Writing the words “Yes, I’m being deliberately disdainful” should have been a red flag to ask myself, “So why do it?”. My intention, when writing this week on Micronesian leaders threatening to walk away from the Pacific Islands Forum, has been swamped by the language I chose to use. That choice of language was a mistake. It was ill-considered. It caused offence, and I am sorry.
This is not a “sorry if you were offended” type of sorry. This was a mistake on my part, mine alone.
“There is no Lowy Institute view of the world” is a phrase used here. And it’s true. Our researchers often disagree with each other, in the faith that debate is the best way to advance solutions to difficult policy problems. To achieve this aim, debates can be heated but must remain respectful and constructive.

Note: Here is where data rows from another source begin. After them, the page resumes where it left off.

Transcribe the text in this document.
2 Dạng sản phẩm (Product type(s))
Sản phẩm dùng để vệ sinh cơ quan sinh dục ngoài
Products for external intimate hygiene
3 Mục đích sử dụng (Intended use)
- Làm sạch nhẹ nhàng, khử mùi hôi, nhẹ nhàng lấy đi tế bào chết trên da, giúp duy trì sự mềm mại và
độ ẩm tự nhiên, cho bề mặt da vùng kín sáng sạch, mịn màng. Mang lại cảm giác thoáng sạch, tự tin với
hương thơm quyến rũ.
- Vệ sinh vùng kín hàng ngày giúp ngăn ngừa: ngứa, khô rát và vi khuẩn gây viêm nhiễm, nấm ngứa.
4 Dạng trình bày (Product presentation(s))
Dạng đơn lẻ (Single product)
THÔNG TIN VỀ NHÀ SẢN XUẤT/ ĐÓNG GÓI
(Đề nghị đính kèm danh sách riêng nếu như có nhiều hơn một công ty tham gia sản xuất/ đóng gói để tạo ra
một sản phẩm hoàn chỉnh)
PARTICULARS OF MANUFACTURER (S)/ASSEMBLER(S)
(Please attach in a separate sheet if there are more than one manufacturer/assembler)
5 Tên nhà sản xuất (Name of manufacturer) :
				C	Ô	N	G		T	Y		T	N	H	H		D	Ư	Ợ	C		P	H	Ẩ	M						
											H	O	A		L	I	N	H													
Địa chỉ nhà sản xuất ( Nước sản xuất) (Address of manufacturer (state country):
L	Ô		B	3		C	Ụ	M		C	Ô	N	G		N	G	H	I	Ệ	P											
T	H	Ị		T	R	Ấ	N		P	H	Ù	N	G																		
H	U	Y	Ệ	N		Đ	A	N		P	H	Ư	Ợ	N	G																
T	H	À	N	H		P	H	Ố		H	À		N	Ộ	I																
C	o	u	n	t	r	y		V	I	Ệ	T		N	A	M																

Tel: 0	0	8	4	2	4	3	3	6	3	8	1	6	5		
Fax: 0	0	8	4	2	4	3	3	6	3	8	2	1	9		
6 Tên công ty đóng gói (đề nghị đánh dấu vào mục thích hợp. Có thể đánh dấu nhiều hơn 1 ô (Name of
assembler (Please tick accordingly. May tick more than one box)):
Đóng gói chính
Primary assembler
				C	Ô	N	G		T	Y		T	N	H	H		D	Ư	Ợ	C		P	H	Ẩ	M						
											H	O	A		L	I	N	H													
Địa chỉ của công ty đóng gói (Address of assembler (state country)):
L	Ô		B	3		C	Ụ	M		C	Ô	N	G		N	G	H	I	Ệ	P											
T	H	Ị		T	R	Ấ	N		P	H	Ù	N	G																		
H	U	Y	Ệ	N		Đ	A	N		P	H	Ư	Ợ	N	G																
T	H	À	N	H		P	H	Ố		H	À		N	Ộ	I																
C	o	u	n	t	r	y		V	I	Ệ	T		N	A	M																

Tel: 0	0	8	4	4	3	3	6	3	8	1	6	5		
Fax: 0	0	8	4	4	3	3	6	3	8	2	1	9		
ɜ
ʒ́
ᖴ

My hope had been to emphasise that leadership battles at the Forum were a distraction, and to bring back to the fore the longstanding and serious challenges facing Pacific nations: climate change, governance and development, and participation of women in politics.
But when I rushed to publish, I stuffed up the delivery.
I wanted the article to be provocative – but since reading the responses and taking time to reflect on people’s lived experience in the Pacific, I now realise my language was disrespectful. My hope was to engage the reader with the substantive issues of importance in the Pacific, but because of my language, I achieved the opposite of my intent.